Following the current fad of telling ones story as if it’s a documentary, the movie begins with Scarlett, a student of urban archeology. Following her dead father’s footsteps, Scarlett’s trying to retrieve an ancient stone with incredible powers. She finds a critical clue in Iran to unlocking the stone’s location in Paris. There, she enlists an old friend, George, to help her translate the Aramaic transcriptions she found in Iran.

Scarlett, George and Benji (who’s filming Scarlett for a project) discover that the stone is 600 some feet below Paris in a secret chamber. The only way to get to this secret chamber is through the catacombs lying beneath Paris.

To maneuver through the vast catacombs, Scarlett gets three French natives who know how to navigate the tombs to help them reach their destination. George at first refuses to go underground because he’s still haunted by the fact that his younger brother drowned in a cave when he was a boy. However, circumstances force him to join the others. As they explore deeper parts of the catacombs, tensions and fears rise as weird occurrences begin to follow them. Personal demons in each one of the explorers manifest themselves impossibly in physical forms. To make things worse, their entrance has become blocked. So, the only way for escape is to go deeper into the caves where their nightmares are out to kill them.

The premise of AS ABOVE, SO BELOW stems from a New Age, pagan maxim contending that “whatever happens on any level of reality (physical, emotional or mental) also happens on every other level.” Though translated and interpreted in various ways, this belief is used in the movie to trap each of the characters in their own psyche to battle with their own failures or regrets. The deeper the movie goes into explaining this pagan mythology, the less interesting it actually becomes, ultimately ending up quite anti-climatically. That said, the driven characters are interesting, and the documentary style filmmaking is actually more effective here than many other such horror movies. Still, the movie sets up possible villains that are never explored and ultimately leaves the viewer wanting, not more, just something else.
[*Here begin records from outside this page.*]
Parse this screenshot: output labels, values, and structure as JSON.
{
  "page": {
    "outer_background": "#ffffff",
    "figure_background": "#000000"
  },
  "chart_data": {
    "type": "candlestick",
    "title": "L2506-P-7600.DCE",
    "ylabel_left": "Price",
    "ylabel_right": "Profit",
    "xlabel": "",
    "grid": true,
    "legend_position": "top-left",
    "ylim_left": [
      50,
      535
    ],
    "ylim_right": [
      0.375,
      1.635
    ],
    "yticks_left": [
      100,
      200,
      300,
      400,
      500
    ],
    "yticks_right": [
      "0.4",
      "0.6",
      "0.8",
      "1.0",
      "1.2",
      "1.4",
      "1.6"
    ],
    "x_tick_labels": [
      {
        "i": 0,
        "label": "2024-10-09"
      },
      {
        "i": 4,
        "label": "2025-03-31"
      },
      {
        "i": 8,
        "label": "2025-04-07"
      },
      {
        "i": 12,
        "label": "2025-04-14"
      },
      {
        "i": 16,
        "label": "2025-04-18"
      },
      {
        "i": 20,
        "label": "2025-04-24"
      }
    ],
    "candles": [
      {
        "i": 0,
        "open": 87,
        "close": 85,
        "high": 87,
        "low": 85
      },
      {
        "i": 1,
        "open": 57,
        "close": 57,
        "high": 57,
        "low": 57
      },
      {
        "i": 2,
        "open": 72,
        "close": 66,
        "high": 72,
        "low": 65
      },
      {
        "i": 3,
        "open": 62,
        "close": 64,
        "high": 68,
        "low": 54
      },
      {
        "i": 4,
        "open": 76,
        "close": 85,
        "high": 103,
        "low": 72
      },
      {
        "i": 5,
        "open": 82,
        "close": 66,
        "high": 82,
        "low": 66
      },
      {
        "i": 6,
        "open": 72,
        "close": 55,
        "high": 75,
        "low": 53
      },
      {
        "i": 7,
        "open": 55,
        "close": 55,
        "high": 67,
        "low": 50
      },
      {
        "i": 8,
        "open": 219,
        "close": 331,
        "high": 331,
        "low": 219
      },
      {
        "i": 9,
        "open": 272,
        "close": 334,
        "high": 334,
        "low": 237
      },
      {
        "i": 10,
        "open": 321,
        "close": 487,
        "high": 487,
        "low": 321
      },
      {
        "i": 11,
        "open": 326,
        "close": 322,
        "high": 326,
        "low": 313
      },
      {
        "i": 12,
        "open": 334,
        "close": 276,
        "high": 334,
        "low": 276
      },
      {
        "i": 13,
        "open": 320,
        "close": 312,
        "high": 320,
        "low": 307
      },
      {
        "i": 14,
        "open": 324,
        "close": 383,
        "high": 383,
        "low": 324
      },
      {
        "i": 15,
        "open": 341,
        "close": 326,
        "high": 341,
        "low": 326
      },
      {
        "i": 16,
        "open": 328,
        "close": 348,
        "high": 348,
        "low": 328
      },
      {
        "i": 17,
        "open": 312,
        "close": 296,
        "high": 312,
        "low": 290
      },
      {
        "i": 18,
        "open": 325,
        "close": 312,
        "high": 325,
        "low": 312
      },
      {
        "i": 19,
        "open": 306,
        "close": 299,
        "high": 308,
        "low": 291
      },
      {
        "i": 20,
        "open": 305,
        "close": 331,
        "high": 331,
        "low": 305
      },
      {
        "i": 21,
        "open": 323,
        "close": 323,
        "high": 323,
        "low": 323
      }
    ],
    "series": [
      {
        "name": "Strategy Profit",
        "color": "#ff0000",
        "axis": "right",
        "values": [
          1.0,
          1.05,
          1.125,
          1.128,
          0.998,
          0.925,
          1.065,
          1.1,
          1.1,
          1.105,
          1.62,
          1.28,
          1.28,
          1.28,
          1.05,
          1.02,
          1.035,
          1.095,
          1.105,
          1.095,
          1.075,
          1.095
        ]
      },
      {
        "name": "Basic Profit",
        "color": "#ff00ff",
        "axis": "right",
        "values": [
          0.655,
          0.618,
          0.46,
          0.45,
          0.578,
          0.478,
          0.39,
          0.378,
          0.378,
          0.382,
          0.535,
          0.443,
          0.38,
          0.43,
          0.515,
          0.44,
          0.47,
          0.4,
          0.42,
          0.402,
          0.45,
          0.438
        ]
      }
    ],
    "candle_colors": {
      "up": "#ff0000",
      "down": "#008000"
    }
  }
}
Worst of all is the utterly hopeless worldview the movie presents. Destroying the Creator-creature distinction that’s critical to Christian doctrine, AS ABOVE, SO BELOW explores the causation of belief and the “oneness” of everything. Along the way, viewers have to endure many horrifying images and a slew of vulgar and profane language. Ultimately, AS ABOVE, SO BELOW is an excessive, unacceptable movie with little to no redemptive value.